Functional Varus Due to Tibial Torsion
Alfons R. Glaubitz *
When Charles E. Irwin, M.D., presented his paper on the iliotibial band, he paid special attention to the varus position of the foot and its gait when fitted with a long leg brace, when a tight iliotibial band was present. Doctor Irwin identified this gait, one of "Functional Varus."
Previous to this, corrections applied to overcome functional varus were: outside heel and sole wedges; outflared heels and soles and the application of an outside "T" strap; or the shoe was placed in a larger degree of toe-out on the stirrup.
Functional varus may have many causes including severe trauma, but the majority of functional varus is found in polio and, in cases where an external rotation of the foot is considered normal.
The object of this paper is to familiarize the Orthotist with the problem confronting him and how to properly brace a tibial rotated foot. Several elements are present to recognize the deformity. The patient's gait is one of functional varus, e. g., he will walk on the outer border of the shoe and his gait is unstable; second, the leg is internally rotated in the brace and the patella is no longer in the center of the brace. In the posterior view the medial condyle of the limb is posterior to that of the medial knee brace joint.
In the usual attachment of the shoe or other foot appliance, a certain degree of "toe-out" on the brace is always considered proper. The sagittal axis of the ankle joint in the tibio-talar articulation has its limitation in internal and external rotation. It is the limitation of the internal rotation of the ankle joint which causes the internal rotation of the leg in the brace and forcing the foot into varus.
Method of Bracing
The brace is completed in the usual manner for the fitting with the usual toe-out position of the shoe in the brace. The inner below-the-knee brace bar is not attached to the stirrup and it is also advisable not to fasten the calf band to the inner bar.
The patient may either stand erect or be in a reclining position when the brace is applied. The Orthotist will then apply his bending irons to the lateral side of the brace above the ankle joint and twist the foot out until the patella is in the center of the brace and the medial condyle of the limb coincides with the medial knee joint center of the brace.
The medial side of the stirrup will now be far in front of the below-the-knee brace bar. To meet the stirrup in its forward position, the inner bar is hammered or bent in its entire length anteriorly to meet the stirrup ankle joint.
Because of the longer distance which now exists between the knee and ankle joint, the inner bar will become a trifle longer. A previous drilling of screw holes to the inner bar is therefore not advisable. The calf band is then fitted to its new position. Substituting for a longer one is not necessary and not advisable.

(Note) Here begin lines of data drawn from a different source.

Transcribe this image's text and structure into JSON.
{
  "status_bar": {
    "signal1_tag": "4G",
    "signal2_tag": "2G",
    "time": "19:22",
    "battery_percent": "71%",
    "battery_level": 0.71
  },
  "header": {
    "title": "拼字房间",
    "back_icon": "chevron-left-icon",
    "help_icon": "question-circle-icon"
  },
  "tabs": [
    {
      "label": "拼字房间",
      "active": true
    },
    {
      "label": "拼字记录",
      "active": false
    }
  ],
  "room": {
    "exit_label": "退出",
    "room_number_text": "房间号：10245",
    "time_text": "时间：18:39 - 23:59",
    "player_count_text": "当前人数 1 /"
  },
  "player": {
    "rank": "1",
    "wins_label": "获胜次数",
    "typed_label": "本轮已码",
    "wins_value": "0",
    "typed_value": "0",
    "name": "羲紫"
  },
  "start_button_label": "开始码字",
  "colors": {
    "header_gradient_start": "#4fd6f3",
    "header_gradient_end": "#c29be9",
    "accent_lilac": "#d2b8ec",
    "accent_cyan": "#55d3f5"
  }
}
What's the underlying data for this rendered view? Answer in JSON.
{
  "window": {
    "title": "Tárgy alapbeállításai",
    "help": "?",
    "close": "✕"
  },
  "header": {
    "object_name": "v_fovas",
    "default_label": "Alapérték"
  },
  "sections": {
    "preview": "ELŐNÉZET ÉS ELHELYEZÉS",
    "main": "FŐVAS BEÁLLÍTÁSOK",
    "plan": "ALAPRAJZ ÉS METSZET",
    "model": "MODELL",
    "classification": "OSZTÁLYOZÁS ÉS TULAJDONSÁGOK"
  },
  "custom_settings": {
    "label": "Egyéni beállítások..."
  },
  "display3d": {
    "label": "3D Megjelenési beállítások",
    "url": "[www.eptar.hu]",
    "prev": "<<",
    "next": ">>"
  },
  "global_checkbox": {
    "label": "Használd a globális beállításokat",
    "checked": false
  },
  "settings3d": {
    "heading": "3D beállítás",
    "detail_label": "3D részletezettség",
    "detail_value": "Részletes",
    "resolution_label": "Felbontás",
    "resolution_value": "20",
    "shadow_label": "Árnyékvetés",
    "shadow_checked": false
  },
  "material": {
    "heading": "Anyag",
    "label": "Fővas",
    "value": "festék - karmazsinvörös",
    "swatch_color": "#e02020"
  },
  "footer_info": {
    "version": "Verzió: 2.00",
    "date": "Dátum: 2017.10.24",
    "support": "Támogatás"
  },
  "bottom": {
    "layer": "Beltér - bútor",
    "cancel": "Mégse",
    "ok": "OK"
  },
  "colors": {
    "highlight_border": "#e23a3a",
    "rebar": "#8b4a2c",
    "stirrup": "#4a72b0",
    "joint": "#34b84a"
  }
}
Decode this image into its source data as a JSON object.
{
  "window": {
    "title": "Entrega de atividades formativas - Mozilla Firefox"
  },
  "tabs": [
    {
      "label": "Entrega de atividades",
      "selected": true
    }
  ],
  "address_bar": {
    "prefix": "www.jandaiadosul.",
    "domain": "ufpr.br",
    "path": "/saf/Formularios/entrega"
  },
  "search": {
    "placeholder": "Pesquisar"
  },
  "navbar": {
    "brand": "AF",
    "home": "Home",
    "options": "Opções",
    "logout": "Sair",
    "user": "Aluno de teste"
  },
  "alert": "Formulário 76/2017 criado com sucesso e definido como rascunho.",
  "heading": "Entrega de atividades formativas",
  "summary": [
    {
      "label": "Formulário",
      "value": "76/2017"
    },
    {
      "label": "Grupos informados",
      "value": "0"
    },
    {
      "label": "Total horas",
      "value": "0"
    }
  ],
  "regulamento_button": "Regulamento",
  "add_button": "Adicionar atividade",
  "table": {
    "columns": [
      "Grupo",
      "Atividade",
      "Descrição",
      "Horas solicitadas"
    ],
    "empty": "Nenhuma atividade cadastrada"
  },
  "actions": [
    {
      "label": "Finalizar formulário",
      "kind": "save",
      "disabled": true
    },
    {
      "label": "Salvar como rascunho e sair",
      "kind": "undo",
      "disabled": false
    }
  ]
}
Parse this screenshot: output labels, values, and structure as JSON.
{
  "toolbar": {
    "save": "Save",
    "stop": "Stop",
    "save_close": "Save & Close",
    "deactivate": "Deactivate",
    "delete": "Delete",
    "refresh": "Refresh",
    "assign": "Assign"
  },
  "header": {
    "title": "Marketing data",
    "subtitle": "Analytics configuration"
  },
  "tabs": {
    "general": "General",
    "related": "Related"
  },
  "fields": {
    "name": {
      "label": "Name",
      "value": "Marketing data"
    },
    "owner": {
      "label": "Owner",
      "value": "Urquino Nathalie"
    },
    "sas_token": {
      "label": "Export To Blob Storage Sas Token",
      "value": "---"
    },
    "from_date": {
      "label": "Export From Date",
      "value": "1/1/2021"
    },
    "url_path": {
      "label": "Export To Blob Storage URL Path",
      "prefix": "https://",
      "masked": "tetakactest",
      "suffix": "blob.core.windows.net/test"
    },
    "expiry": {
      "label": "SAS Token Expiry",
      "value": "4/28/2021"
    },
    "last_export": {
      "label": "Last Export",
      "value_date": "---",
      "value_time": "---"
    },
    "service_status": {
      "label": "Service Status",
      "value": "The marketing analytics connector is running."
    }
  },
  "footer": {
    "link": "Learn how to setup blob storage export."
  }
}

Once the right amount of external rotation of the shoe on the brace is given, functional varus will have ceased to exist. The addition of a pelvic band to the long leg brace has no ill effect on the newly acquired position of the foot, as the changes made on the brace are below the frontal plane of the knee axis.
Alfons Glaubitz completed his apprenticeship and trade school course in Germany, receiving his Master's Degree in Bracemaking in 1925 from the German Orthopedic Trade Commission. After working for some time with an appliance company in Brooklyn, New York, he opened his own establishment at Elizabethtown, Pennsylvania. In 1939 he founded and still directs another brace shop at the crippled children's hospital in Elizabethtown. He is the author of several articles on appliances which have appeared in magazines and books. Mr. Glaubitz is a member of the National Advisory Council to the Certification Board representing Eastern Pennsylvania.
- Irwin, C. E. J.-The Iliotibial Band- J. Bone & Joint Surg., 34A: 141-146, January 1949.
- Outland, Tom-Personal Communication.